I took much of January off to rest. During my time away from work, I discovered a few significant things about myself and the life I’m living. Part 1 is here, Part 2 is here and Part 3 is here.
My final significant discovery is…
I need to quit.
I do a lot. And there are good things I have done historically / habitually that I cannot do.
It’s easy to say “I can’t do everything.” It’s considerably more difficult to say, more specifically, “I can’t do that.”** .. and it’s even more difficult when “that” is a thing I can do or one I’m expected to.
In his book “The Dip,” Seth Godin suggests that, when things get difficult (or fall apart) for creatives, there is often one cause and almost always three potential scenarios at hand. The usual cause is being spread thin – juggling many doings because they are doable and, in their own right, valuable. The weight of these many things often hobbles an artist (a term Godin uses with extremely broad strokes) and his work enters a downward trend. That’s when the three possible scenarios come in:
1. What I’m experiencing really is an end. Like a cliff.
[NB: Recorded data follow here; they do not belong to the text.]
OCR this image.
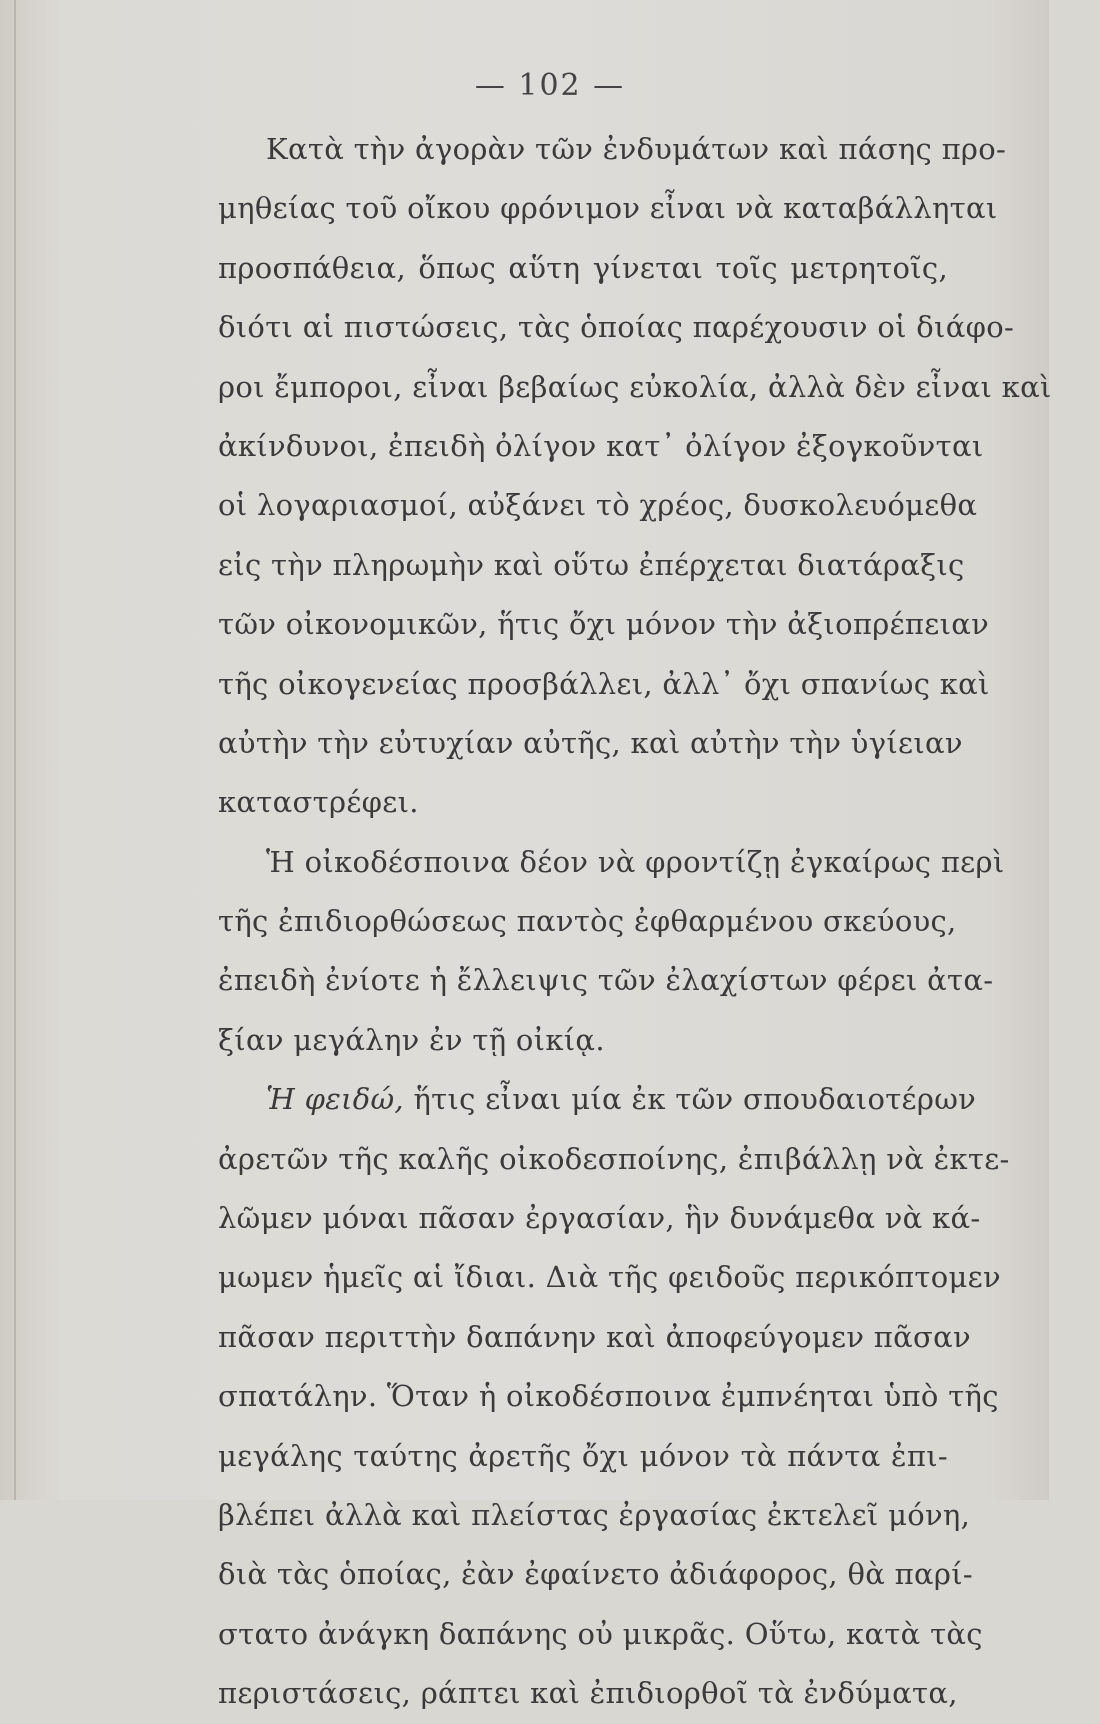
— 102 —
Κατὰ τὴν ἀγορὰν τῶν ἐνδυμάτων καὶ πάσης προ-
μηθείας τοῦ οἴκου φρόνιμον εἶναι νὰ καταβάλληται
προσπάθεια, ὅπως αὕτη γίνεται τοῖς μετρητοῖς,
διότι αἱ πιστώσεις, τὰς ὁποίας παρέχουσιν οἱ διάφο-
ροι ἔμποροι, εἶναι βεβαίως εὐκολία, ἀλλὰ δὲν εἶναι καὶ
ἀκίνδυνοι, ἐπειδὴ ὀλίγον κατ᾽ ὀλίγον ἐξογκοῦνται
οἱ λογαριασμοί, αὐξάνει τὸ χρέος, δυσκολευόμεθα
εἰς τὴν πληρωμὴν καὶ οὕτω ἐπέρχεται διατάραξις
τῶν οἰκονομικῶν, ἥτις ὄχι μόνον τὴν ἀξιοπρέπειαν
τῆς οἰκογενείας προσβάλλει, ἀλλ᾽ ὄχι σπανίως καὶ
αὐτὴν τὴν εὐτυχίαν αὐτῆς, καὶ αὐτὴν τὴν ὑγίειαν
καταστρέφει.
Ἡ οἰκοδέσποινα δέον νὰ φροντίζῃ ἐγκαίρως περὶ
τῆς ἐπιδιορθώσεως παντὸς ἐφθαρμένου σκεύους,
ἐπειδὴ ἐνίοτε ἡ ἔλλειψις τῶν ἐλαχίστων φέρει ἀτα-
ξίαν μεγάλην ἐν τῇ οἰκίᾳ.
Ἡ φειδώ, ἥτις εἶναι μία ἐκ τῶν σπουδαιοτέρων
ἀρετῶν τῆς καλῆς οἰκοδεσποίνης, ἐπιβάλλῃ νὰ ἐκτε-
λῶμεν μόναι πᾶσαν ἐργασίαν, ἣν δυνάμεθα νὰ κά-
μωμεν ἡμεῖς αἱ ἴδιαι. Διὰ τῆς φειδοῦς περικόπτομεν
πᾶσαν περιττὴν δαπάνην καὶ ἀποφεύγομεν πᾶσαν
σπατάλην. Ὅταν ἡ οἰκοδέσποινα ἐμπνέηται ὑπὸ τῆς
μεγάλης ταύτης ἀρετῆς ὄχι μόνον τὰ πάντα ἐπι-
βλέπει ἀλλὰ καὶ πλείστας ἐργασίας ἐκτελεῖ μόνη,
διὰ τὰς ὁποίας, ἐὰν ἐφαίνετο ἀδιάφορος, θὰ παρί-
στατο ἀνάγκη δαπάνης οὐ μικρᾶς. Οὕτω, κατὰ τὰς
περιστάσεις, ράπτει καὶ ἐπιδιορθοῖ τὰ ἐνδύματα,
The weight of these multiple commitments and responsibilities is simply too much.
2. I will do just enough to keep things from bottoming out entirely, but not enough to climb out, creating what Godin calls a cul-de-sac… basic life maintenance but no real flourishing.
3. What I’m experiencing is a dip… a time of trial and difficulty, the other side of which is marked by a new ascent.
What makes The Dip possible, says Godin, is not so much my strength or resolve, or even my courage and ability to get focused on fewer things… it’s my courage and ability to quit.
I’ve watched it a thousand times when a sponsor steps up to the edge of a table covered with child sponsorship packets. “I can’t pick one” she says “because I want to take them all.” The guilt (real or imagined) of saying “no” to forty-nine children overwhelms the more fundamental and vital reality that she can, in that very moment, choose one child and make a life-long difference for her.
Her crisis isn’t choosing.
It’s choosing against.
What gets me out of the cul-de-sac isn’t so much choosing the one thing, though that is the central activity… it is letting go of the things I don’t choose. To say a thing I am unpracticed at saying – “I can’t do that.”
And then stick with that.
So, at the end of a significant season of re-evaluation, I am faced with the serious question: What am I willing to quit?
**if you’re not thinking of Meatloaf right now, you’re not doing it right.